David Crockett, professor and chair of the department of political science, identifies as pro-life and would like to see the country move away from the practice of abortion. However, he described mixed feelings about the methodology of the bill itself.
“I think that the Texas bill is a bit too cute by half by essentially … passing a law that they believe will outlaw most abortions without it actually being a state sanction,” Crockett said. “Interest groups with an agenda would therefore be activated in this way, and I don’t know that this is a measure that makes constitutional or legal sense, and I don’t think it really changes minds.”
There have already been developments as a result of the new bill. In San Antonio, three out of the city’s four abortion facilities have stopped offering the procedure out of fear of legal action.
According to Sarah Fontenot, professor of health law, this is due to the tight limitations of the law.
“[S. B. 8] is shutting [abortion clinics] down,” Fontenot said. “As has been pointed out, there’s not really six weeks. Most women do not know the minute they become pregnant. So there is a very, very, very small window.”
It is unclear whether the university will be directly impacted. Marcy Youngdahl, director of Integrated Counseling and Health Services, was unable to comment but submitted the following statement:
“Trinity Student Health Services will continue to provide contraception services, gynecologic preventive care, sexually transmitted infection screening and prevention education, as well as referrals to off campus resources when needed.”


The nation’s response to the Texas bill has continued to unfold since the beginning of the month. On Sept. 9, the Justice Department sued the state of Texas over S.B. 8, claiming that the law violated the Constitution.
According to Crockett, some kind of action is required for the lawsuit to move forward.
“It’s one thing for the state to pass a law; it’s another thing for action to take place on that law to give the DOJ something to grab on to, to sue about, and I think that’s what people are waiting for, to see well, ‘What will this law do?’” Crockett said. “It’s one thing to pass a law, but if nothing happens, it’s just there. But if you see people in the state starting to take action contrary to the law or sue people under the auspices of the law … this ends up going back into the legal system again.”

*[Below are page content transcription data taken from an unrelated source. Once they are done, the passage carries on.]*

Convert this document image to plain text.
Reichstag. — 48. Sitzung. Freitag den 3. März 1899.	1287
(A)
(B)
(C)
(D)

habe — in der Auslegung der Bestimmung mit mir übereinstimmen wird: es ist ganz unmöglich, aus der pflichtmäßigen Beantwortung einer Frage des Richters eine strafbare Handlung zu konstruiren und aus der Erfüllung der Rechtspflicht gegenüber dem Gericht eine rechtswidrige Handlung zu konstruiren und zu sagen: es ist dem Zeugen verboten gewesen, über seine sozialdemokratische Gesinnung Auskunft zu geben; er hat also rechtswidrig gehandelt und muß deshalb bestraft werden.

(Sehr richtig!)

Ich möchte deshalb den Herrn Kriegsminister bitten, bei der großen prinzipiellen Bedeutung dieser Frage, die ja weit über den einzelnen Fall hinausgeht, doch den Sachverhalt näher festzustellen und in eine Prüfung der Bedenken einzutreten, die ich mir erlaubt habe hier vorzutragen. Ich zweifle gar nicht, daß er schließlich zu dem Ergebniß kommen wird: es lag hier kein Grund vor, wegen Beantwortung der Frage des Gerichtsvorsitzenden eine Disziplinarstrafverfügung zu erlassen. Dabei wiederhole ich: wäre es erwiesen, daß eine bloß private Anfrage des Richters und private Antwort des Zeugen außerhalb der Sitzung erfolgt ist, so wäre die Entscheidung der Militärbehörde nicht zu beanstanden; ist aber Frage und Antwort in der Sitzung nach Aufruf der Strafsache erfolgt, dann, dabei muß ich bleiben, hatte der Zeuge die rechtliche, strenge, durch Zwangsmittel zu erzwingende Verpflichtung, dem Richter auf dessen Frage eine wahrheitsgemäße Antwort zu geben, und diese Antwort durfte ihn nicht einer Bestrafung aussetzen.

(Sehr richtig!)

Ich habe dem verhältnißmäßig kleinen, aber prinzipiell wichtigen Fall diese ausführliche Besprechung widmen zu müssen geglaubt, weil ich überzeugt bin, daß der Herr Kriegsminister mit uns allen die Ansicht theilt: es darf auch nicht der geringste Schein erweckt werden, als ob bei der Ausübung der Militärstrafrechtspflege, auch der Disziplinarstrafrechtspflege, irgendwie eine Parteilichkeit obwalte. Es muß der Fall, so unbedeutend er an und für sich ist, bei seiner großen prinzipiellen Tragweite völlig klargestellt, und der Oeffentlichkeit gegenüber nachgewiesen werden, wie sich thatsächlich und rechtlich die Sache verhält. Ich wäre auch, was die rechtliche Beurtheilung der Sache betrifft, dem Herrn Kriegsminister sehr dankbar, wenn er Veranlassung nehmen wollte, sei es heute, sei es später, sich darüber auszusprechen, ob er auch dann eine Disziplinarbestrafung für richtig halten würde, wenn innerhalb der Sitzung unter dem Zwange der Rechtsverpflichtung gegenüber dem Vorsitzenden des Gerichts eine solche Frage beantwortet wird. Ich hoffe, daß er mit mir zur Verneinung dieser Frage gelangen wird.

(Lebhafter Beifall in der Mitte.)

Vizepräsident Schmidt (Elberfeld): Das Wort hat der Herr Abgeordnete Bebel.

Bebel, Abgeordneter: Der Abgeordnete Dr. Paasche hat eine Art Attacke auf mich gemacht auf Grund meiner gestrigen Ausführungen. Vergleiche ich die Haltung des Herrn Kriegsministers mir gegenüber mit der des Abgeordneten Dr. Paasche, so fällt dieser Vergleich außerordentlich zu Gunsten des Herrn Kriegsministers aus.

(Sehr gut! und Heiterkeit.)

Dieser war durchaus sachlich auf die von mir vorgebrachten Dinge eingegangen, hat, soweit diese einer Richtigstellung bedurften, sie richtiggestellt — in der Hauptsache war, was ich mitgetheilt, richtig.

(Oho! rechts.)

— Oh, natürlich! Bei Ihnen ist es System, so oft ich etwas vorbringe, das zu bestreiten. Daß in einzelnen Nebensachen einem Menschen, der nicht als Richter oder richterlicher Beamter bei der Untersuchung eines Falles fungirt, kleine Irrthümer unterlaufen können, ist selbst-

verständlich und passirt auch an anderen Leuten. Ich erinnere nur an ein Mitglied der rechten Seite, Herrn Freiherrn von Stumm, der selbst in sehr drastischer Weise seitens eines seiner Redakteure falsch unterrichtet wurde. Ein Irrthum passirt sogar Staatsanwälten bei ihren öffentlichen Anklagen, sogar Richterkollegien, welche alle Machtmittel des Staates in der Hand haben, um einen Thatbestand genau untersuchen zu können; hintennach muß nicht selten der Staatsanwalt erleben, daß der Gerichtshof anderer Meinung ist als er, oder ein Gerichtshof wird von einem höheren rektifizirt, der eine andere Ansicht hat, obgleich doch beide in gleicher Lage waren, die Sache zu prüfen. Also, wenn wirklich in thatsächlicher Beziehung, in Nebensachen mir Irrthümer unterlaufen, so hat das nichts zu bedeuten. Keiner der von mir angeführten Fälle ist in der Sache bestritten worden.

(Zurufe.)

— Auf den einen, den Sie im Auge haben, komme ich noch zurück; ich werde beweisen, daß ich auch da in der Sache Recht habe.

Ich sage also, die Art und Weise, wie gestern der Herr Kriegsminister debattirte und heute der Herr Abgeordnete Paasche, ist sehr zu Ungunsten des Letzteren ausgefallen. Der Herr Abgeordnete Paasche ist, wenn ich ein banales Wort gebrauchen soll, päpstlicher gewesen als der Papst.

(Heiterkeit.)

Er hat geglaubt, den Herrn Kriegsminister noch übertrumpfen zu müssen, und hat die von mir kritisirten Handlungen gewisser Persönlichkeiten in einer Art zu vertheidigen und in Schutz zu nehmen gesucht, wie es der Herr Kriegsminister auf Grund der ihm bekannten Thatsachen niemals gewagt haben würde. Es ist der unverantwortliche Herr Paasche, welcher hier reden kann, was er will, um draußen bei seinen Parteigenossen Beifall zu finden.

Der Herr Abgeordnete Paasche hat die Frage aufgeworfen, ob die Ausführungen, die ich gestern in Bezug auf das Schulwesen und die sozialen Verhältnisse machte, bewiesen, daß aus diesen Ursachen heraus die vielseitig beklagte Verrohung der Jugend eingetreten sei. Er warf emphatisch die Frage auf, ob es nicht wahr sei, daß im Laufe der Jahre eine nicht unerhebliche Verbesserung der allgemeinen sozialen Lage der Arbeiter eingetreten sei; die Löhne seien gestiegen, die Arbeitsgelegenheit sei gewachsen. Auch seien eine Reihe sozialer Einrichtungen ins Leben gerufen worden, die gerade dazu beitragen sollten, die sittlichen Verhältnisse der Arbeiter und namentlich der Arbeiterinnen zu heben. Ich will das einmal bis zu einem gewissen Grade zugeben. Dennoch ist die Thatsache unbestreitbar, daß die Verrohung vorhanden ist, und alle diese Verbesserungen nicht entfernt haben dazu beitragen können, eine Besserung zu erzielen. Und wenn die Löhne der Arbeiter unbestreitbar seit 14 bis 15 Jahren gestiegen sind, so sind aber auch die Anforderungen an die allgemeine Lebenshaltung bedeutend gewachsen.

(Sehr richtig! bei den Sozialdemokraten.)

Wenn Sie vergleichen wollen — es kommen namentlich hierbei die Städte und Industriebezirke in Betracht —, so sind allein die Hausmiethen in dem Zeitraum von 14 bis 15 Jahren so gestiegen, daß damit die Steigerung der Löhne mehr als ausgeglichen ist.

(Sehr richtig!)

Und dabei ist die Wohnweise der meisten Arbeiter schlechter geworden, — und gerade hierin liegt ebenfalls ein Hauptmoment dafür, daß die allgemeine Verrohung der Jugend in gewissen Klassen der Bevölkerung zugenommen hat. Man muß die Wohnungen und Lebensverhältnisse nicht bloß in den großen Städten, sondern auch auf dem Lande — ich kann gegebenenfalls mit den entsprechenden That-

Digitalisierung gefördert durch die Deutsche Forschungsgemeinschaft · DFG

Crockett noted that this action could come in the form of Alan Braid, a doctor in San Antonio who openly admitted to performing an abortion after the allotted six weeks. Two citizens have already filed lawsuits against Braid, although neither plaintiff did so with anti-abortion intent specifically.
However, none of these developments stop the bill from affecting Texans in the meantime.
“In the long run … I’m not sure that this law will stand,” Fontenot said. “But that doesn’t mean that health services … will not be denied to countless women in the interim. And it depends on how the DOJ proceeds, but if this is like the physician who just did an abortion, announcing that he broke the law in order to challenge the law, it could be years before that goes to court.”
Despite the polarizing nature of abortion, Fontenot hopes that the Trinity community can move away from discussions of right and wrong and instead maintain an academic perspective.
“This is not about screaming at each other,” Fontenot said. “It’s about respectfully disagreeing. This is a tough issue for everyone. It raises fascinating, important questions on individual rights and what’s the proper role of government.”
Crockett echoed this sentiment, calling for a more intentional and principled discourse.
“That’d be an argument that would be worth actually having, to see what are the premises and assumptions people are making about the issue,” Crockett said. “What are undisputed facts about the issue? How do we apply those when it comes to ethical thinking? That’s a really hard thing to do, but it’d be nice to see.”